Von 420doc Redaktion

Medizinisches Cannabis steht in unterschiedlichen Darreichungsformen zur Verfügung. Welche Form für eine Therapie geeignet ist, entscheidet immer die behandelnde Praxis im Einzelfall.
Cannabisblüten
Blüten werden in der Regel inhalativ angewendet. Aus medizinischer Sicht wird das Rauchen — also das Verbrennen — nicht empfohlen, da dabei zusätzliche Schadstoffe entstehen.
Vaporisieren
Beim Vaporisieren werden Cannabisblüten erhitzt, ohne dass eine Verbrennung stattfindet. Dadurch entstehen weniger Verbrennungsprodukte als beim Rauchen, was diese Form als schonendere Inhalation gegenüber dem Rauchen einordnet — sie ist deshalb nicht automatisch „gesund“, sondern lediglich vergleichsweise weniger belastend.

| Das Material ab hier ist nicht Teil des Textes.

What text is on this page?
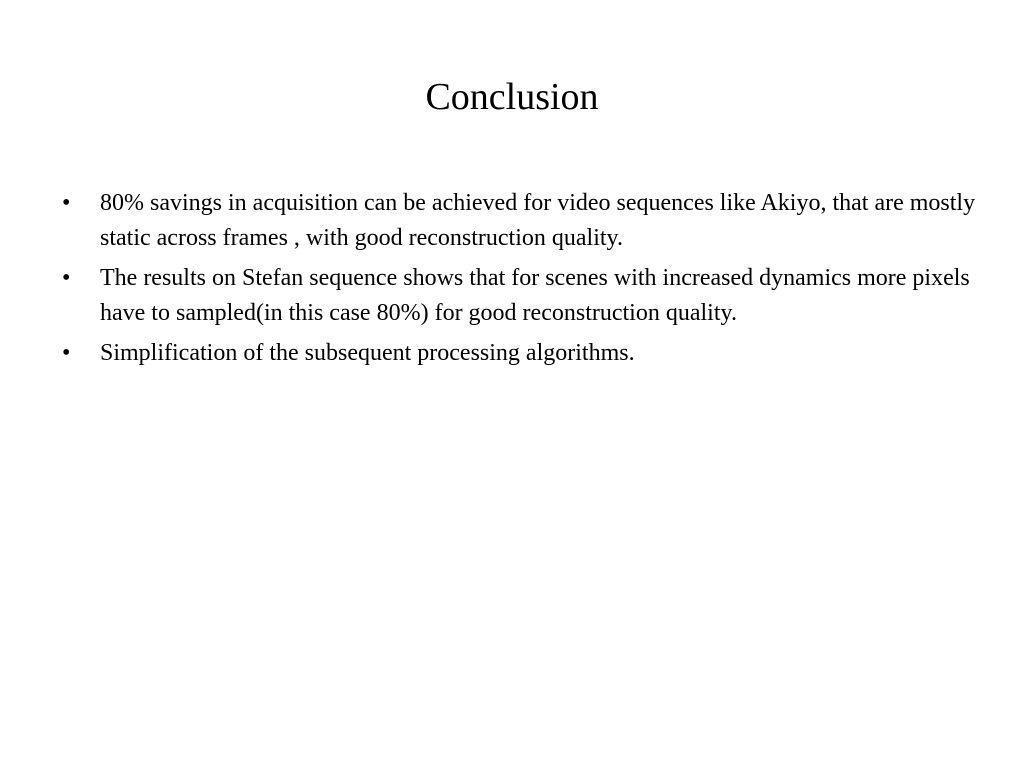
Conclusion
•	80% savings in acquisition can be achieved for video sequences like Akiyo, that are mostly static across frames , with good reconstruction quality.
•	The results on Stefan sequence shows that for scenes with increased dynamics more pixels have to sampled(in this case 80%) for good reconstruction quality.
•	Simplification of the subsequent processing algorithms.
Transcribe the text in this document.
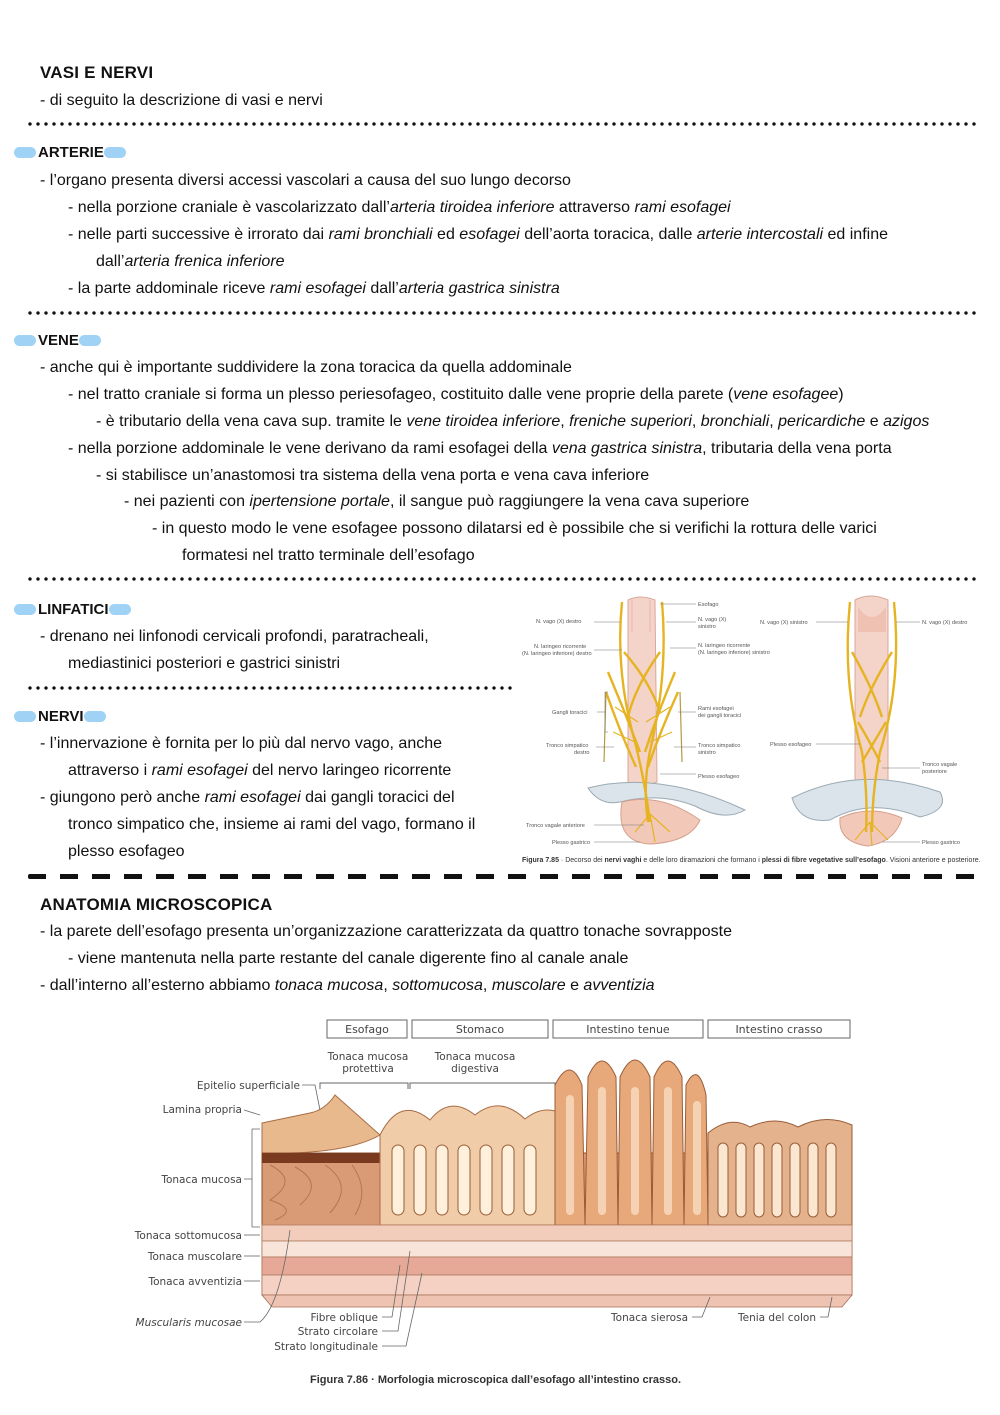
VASI E NERVI
- di seguito la descrizione di vasi e nervi
ARTERIE
- l’organo presenta diversi accessi vascolari a causa del suo lungo decorso
- nella porzione craniale è vascolarizzato dall’arteria tiroidea inferiore attraverso rami esofagei
- nelle parti successive è irrorato dai rami bronchiali ed esofagei dell’aorta toracica, dalle arterie intercostali ed infine
dall’arteria frenica inferiore
- la parte addominale riceve rami esofagei dall’arteria gastrica sinistra
VENE
- anche qui è importante suddividere la zona toracica da quella addominale
- nel tratto craniale si forma un plesso periesofageo, costituito dalle vene proprie della parete (vene esofagee)
- è tributario della vena cava sup. tramite le vene tiroidea inferiore, freniche superiori, bronchiali, pericardiche e azigos
- nella porzione addominale le vene derivano da rami esofagei della vena gastrica sinistra, tributaria della vena porta
- si stabilisce un’anastomosi tra sistema della vena porta e vena cava inferiore
- nei pazienti con ipertensione portale, il sangue può raggiungere la vena cava superiore
- in questo modo le vene esofagee possono dilatarsi ed è possibile che si verifichi la rottura delle varici
formatesi nel tratto terminale dell’esofago
LINFATICI
- drenano nei linfonodi cervicali profondi, paratracheali,
mediastinici posteriori e gastrici sinistri
NERVI
- l’innervazione è fornita per lo più dal nervo vago, anche
attraverso i rami esofagei del nervo laringeo ricorrente
- giungono però anche rami esofagei dai gangli toracici del
tronco simpatico che, insieme ai rami del vago, formano il
plesso esofageo
Esofago
N. vago (X) destro	N. vago (X)
sinistro
N. laringeo ricorrente
(N. laringeo inferiore) destro
N. laringeo ricorrente
(N. laringeo inferiore) sinistro
Gangli toracici
Rami esofagei
dei gangli toracici
Tronco simpatico
destro
Tronco simpatico
sinistro
Plesso esofageo
Tronco vagale anteriore
Plesso gastrico
N. vago (X) sinistro	N. vago (X) destro
Plesso esofageo
Tronco vagale
posteriore
Plesso gastrico
Figura 7.85 · Decorso dei nervi vaghi e delle loro diramazioni che formano i plessi di fibre vegetative sull’esofago. Visioni anteriore e posteriore.
ANATOMIA MICROSCOPICA
- la parete dell’esofago presenta un’organizzazione caratterizzata da quattro tonache sovrapposte
- viene mantenuta nella parte restante del canale digerente fino al canale anale
- dall’interno all’esterno abbiamo tonaca mucosa, sottomucosa, muscolare e avventizia
Esofago	Stomaco	Intestino tenue	Intestino crasso
Tonaca mucosa
protettiva
Tonaca mucosa
digestiva
Epitelio superficiale
Lamina propria
Tonaca mucosa
Tonaca sottomucosa
Tonaca muscolare
Tonaca avventizia
Muscularis mucosae	Fibre oblique
Strato circolare
Strato longitudinale
Tonaca sierosa	Tenia del colon
Figura 7.86 · Morfologia microscopica dall’esofago all’intestino crasso.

Geeignete Vaporisatoren sind als Medizinprodukte erhältlich. Anwendung, Temperatur und Reinigung sollten nach Herstellerangaben und ärztlicher Empfehlung erfolgen.
Extrakte und orale Zubereitungen
Extrakte werden meist als ölige Zubereitungen oder Kapseln angeboten und oral eingenommen. Der Wirkungseintritt ist hier in der Regel langsamer, die Wirkdauer dafür länger als bei der Inhalation.
Welche Form passt, hängt von Indikation, Begleiterkrankungen und Lebenssituation ab.
Wichtiger Hinweis
Dieser Artikel dient ausschließlich der allgemeinen Information und ersetzt keine ärztliche Beratung, Diagnose oder Behandlung. Ob eine Therapie mit medizinischem Cannabis im Einzelfall sinnvoll ist, entscheidet ausschließlich die behandelnde Ärztin oder der behandelnde Arzt nach individueller Prüfung. Eine Verordnung ist nicht garantiert.
Dieser Beitrag dient der allgemeinen Information und ersetzt keine individuelle ärztliche Beratung.